Gearing Up For Exams

By Paul Hagen, Dean of Students

It’s that time of year again. There’s a distinct chill in the air, the leaves have mostly fallen, Thanksgiving break is looming, and students are anxiously awaiting next week’s fall trimester finals. Finals week can be exhilarating, exhausting, and frightening all at once—both for students and parents. There is the anticipation of completing the trimester (and of getting a well-deserved break), but also apprehension about grades and class performance. Students worry about falling behind, and parents worry about their student not getting enough sleep, not meeting their full potential, and being overly stressed. And all this against the backdrop of heavy gray skies and plenty of rain.… So how do you manage finals week at home? It’s difficult to give advice, more so because each student’s and each family’s experience is unique. Nevertheless, I’ve put together a couple tips for surviving finals week that I hope you will find useful.

  • Encourage Healthy Habits. Students do better on finals (and at school in general) when they eat well, sleep well, hydrate well, and study well. Despite this fact, every year students (and sometimes their parents) seem to forget it during finals week. Instead of getting to bed early, students opt to stay up late and study. Instead of eating a healthy breakfast, they grab a donut on their way to school. The research is definitive, the tired mind is sloppy, slow, and prone to making mistakes. Staying up an extra hour (or more) to cram will actually have a negative impact. Instead, encourage your student to briefly review their notes, then to relax (with music, light reading, but not screen time) before getting to bed early. Remind your student to eat a healthy, hardy breakfast (avoid sugary foods and prioritize protein) and to hydrate throughout the day. And help them to study well. Avoid cramming, avoid distractions (social media is particularly insidious during study time), and avoid getting bogged down in the trivial. Instead, promote effective and efficient study habits. Prioritize work, review rubrics and study guides, focus on one problem, project, or class at a time. Developing and maintaining healthy habits is always worthwhile.

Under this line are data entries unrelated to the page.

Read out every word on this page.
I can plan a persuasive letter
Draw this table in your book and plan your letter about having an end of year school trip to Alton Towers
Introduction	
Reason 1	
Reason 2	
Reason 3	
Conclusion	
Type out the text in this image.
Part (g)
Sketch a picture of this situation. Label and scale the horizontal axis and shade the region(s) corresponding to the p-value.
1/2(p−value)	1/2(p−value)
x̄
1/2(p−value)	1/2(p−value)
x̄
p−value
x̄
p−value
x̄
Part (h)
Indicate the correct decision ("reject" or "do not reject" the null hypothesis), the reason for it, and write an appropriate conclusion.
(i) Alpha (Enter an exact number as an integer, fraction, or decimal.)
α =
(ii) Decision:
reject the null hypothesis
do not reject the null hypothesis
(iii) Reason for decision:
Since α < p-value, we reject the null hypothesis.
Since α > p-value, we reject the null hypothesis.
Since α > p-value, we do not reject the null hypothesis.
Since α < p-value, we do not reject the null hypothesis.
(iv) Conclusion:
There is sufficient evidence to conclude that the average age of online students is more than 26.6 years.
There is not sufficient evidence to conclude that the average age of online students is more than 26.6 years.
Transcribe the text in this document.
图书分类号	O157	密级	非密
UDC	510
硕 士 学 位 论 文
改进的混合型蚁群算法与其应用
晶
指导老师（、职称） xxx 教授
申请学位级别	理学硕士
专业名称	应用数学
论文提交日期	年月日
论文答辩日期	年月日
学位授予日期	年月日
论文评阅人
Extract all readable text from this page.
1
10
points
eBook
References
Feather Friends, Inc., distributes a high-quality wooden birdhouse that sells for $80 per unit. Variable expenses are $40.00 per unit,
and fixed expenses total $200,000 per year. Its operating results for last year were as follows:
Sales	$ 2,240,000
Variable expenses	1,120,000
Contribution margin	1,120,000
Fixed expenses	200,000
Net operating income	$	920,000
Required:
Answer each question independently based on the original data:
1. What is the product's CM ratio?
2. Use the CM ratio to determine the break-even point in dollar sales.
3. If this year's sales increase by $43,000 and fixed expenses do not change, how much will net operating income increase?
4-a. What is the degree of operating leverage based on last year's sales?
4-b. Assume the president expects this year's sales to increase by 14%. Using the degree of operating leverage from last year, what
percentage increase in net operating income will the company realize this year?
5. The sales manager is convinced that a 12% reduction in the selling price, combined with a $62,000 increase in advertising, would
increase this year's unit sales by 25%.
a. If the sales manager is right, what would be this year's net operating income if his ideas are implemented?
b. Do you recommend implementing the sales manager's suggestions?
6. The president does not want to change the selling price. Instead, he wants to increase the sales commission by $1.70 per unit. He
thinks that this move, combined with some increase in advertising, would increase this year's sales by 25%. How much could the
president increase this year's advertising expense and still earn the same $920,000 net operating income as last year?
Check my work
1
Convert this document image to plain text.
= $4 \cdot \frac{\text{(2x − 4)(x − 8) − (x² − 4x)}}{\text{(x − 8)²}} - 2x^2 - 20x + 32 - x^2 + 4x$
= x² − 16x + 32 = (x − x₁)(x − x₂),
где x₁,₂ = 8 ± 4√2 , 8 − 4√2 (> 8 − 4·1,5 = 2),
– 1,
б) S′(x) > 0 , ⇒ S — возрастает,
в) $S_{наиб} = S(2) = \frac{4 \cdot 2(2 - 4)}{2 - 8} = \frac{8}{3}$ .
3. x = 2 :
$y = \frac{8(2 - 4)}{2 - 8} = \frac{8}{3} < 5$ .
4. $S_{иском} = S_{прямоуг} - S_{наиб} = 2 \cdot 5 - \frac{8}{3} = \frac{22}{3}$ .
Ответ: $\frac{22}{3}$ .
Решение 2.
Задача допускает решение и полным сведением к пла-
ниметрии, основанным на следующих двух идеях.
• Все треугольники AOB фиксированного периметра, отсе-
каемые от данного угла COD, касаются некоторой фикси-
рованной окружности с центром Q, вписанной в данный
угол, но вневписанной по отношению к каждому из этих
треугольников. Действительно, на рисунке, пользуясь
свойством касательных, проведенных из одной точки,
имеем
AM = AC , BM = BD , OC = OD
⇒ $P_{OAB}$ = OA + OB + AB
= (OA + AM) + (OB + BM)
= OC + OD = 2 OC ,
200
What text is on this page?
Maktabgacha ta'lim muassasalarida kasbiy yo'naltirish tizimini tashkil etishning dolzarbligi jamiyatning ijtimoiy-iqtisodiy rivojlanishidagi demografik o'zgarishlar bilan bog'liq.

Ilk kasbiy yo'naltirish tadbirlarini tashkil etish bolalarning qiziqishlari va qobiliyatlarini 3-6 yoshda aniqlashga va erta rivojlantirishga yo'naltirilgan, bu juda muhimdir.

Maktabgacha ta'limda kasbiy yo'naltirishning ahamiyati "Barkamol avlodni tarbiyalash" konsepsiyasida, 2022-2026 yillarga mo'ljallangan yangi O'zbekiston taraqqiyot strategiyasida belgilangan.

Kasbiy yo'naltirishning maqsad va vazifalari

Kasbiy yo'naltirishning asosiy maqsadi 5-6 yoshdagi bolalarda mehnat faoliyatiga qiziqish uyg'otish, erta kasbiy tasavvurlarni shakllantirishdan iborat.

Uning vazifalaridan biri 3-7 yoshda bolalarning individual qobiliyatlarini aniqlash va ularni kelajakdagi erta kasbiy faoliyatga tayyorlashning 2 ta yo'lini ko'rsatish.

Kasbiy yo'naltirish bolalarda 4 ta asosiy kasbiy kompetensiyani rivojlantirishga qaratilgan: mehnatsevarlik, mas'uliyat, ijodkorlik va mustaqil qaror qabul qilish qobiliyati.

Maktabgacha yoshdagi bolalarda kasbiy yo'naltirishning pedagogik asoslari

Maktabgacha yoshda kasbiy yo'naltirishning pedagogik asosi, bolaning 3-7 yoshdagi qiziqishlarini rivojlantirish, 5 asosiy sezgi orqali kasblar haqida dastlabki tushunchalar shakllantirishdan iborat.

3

  • Take a Breath. Most students will face some nervousness when taking finals. Finals can be scary—anticipation for finals can be even scarier. Even the word—finals—denotes finality and brings with it a twinge of fear for many. Fear is contagious, so is stress. It is easy for us as parents to take on our kid’s emotions—to empathize so deeply with them that we feel what they feel. It is also easy for us to want to save our kids from hardship, stress, and anxiety. And while these instincts serve a role, they can also hinder student growth. So, if your student is feeling fearful, nervous, or panicked try instead to take a deep breath, center yourself, and stay calm. Know that it is going to be okay. Finals are hard but they are not fatal. Don’t feel that you have to rescue your child, it’s actually okay for them to feel whatever they are feeling. But remind them that whatever the challenges and whatever the outcome, you are there to encourage and support them. And remind them that their teachers are too.


  • Avoid Making Comparisons. It’s easy to do. Students compare test scores and GPAs. And while making comparisons can come naturally, they can also quickly become hurtful if not carefully managed. Grades can be very personal, and they should be. After all, grades are only a marker of how an individual is doing in the acquisition of skills and content in a specific area. Grades are not a measure of how an individual student stands against his/her peers. This is the reason we do not grade on a curve or rank students, it is also the reason we try so hard to provide detailed individual feedback. So, especially during finals week, encourage your student to avoid comparing their grades with classmates. And refrain from trying to determine “where” your student sits in comparison with others, or judging their performance by the work of others. Every student reacts differently to finals. For some students, a particular exam or project will be daunting, terrifying even. For others, that same exam or project will be a breeze. Where one student will struggle another will excel, where one student will feel confident another will feel uncertain. So avoid comparing your student’s experience with others as well.


  • Know When to Get Help. Sometimes the anxiety goes beyond the typical finals-week jitters. If this is the case, or if you think something more serious is going on, reach out to their Advisor or contact our School Counselor, Jake Davis.